My favourite TV series
Fawlty Towers
My favourite piece of music
There's Spem in Alium, there's Josquin's Deploration on the death of Johannes Ockeghem, a lot of Tamla Motown back catalogue and hundreds of other candidates but I usually give it to the Buxtehude Trio Sonata, here,

The last piece of music that made me cry
The Carnival is Over by The Seekers when I found out Judith Durham had died last week.
The lyric I wish I'd written
As above, Smokey Robinson or Holland-Dozier-Holland, but they set a standard it was all but impossible to beat. I did my little best.
The poem that saved me
or, alternatively, ruined me by making me so devoted to it that it took the rest of my life to escape from it. My Sad Captains by Thom Gunn. It's a wonderful poem but one shouldn't become so mesmerised by one poem or poet. 
The instrument I played
No more than 8 or 10 chords, badly, on cheap guitars but I always knew I wasn't a musician.
The instrument I wish I'd learnt
If only I'd been capable, it might have been gorgeous. By all means, piano or cello but there was no point. I've been stuck with words, doing as much as I can with them, all the time increasingly thinking that musicians and painters get by much better without them.
The music that cheers me up
The Buxtehude, as above. All of the above but being 'cheered up' shouldn't have to be music's job.
If I could own one painting, it would be...

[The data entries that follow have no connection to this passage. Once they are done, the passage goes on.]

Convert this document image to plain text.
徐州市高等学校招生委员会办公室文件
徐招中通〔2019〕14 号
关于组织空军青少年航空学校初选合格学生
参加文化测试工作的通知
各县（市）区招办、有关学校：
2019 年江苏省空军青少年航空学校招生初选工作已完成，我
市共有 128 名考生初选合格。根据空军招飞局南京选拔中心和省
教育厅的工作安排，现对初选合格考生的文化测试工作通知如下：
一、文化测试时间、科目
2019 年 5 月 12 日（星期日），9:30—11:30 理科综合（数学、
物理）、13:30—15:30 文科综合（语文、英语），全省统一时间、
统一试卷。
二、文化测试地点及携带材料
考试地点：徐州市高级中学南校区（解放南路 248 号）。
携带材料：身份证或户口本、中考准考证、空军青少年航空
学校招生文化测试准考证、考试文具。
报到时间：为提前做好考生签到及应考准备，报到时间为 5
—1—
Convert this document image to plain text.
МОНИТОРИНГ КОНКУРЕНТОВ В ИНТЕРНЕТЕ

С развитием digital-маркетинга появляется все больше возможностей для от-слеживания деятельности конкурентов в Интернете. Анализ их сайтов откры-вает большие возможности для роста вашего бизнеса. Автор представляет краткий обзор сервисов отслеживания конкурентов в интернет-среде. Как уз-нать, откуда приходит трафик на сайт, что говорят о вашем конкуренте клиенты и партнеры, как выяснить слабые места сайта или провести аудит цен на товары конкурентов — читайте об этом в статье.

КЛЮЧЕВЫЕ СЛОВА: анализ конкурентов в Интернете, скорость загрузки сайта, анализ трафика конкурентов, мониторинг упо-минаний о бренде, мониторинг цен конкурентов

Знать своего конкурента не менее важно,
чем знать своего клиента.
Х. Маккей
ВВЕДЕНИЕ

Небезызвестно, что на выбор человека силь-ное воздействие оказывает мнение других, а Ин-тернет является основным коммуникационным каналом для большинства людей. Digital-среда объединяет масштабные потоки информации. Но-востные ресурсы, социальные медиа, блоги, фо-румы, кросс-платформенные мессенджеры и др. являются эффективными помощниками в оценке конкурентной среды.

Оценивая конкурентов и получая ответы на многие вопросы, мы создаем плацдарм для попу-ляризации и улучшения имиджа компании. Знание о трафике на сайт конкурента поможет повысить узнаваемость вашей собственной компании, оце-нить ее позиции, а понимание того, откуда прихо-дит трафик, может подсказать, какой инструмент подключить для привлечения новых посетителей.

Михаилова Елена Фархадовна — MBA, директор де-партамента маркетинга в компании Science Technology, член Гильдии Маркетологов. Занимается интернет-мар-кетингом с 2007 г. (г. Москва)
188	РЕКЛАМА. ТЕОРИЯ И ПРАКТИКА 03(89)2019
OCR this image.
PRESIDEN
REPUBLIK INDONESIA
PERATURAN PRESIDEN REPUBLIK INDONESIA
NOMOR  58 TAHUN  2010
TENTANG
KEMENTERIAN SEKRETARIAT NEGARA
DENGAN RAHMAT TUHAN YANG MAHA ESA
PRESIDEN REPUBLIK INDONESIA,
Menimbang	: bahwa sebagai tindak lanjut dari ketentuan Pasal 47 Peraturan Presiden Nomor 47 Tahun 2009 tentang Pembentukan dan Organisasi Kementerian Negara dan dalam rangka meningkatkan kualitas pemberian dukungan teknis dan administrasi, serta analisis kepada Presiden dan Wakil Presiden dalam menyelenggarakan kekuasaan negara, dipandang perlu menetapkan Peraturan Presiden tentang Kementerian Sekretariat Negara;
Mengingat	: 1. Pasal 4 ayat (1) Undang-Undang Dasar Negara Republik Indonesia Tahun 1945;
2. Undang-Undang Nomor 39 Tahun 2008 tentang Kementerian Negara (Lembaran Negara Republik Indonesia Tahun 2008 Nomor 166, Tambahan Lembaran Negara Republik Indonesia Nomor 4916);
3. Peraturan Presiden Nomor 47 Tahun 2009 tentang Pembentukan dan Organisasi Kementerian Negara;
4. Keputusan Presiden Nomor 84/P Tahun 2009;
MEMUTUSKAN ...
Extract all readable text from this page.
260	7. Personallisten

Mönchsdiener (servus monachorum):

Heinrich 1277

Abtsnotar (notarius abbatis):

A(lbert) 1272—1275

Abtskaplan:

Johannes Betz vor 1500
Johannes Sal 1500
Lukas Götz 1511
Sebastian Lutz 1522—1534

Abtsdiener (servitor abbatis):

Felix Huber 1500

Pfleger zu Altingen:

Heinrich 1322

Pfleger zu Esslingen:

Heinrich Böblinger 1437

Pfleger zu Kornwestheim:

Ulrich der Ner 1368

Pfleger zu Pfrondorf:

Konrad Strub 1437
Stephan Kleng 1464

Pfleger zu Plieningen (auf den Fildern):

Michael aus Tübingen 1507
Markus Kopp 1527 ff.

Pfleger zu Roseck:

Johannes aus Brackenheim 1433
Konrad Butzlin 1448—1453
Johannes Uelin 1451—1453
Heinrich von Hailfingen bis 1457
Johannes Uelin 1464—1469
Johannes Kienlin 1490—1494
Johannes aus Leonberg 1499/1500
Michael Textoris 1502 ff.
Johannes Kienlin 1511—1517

impossible to get insurance for it living in my house. Vermeers are so rare that they are priceless. It's not entirely out of the question that I might buy something by Maggi Hambling just to show that I could.
The place I feel happiest
It might be Prestbury Park, Cheltenham, as long as my horses are winning.
My guiltiest cultural pleasure        
Isn't it such an English, maybe Victorian, thing to associate pleasure with guilt. Challenge TV have the 1980's gameshow, Bullseye, on seemingly endless repeat but watching it whenever I notice it doesn't make me feel guilty.  I'd feel far worse about myself if I still liked Pink Floyd.
I'm having a fantasy dinner party, I'll invite these artists and authors...
or, rather, I'm not. 
I'd gladly buy Shakespeare a few pints in a quiet corner of a pub, not to talk to him about poetry or plays but to get his version of his biography. Not to sell it, not for profit, only so that I might hear it from him. When did you move from Stratford to London, for example.
And I'll put on this music
No, none of that. It's far too much. Maybe invite Bach, Mozart and Handel round and play them the Velvet Underground, Metal Guru and Wig Wam Bam and see what they thought.
The concert I'm looking forward to
Black Uhuru in the Wedgewood Rooms, Southsea, followed by Tuesday lunchtimes in Chichester cathedral, and Portsmouth on Thursdays, throughout the Autumn.
The play I walked out of
Murder in the Cathedral, in Portsmouth cathedral. I didn't go back in after half time.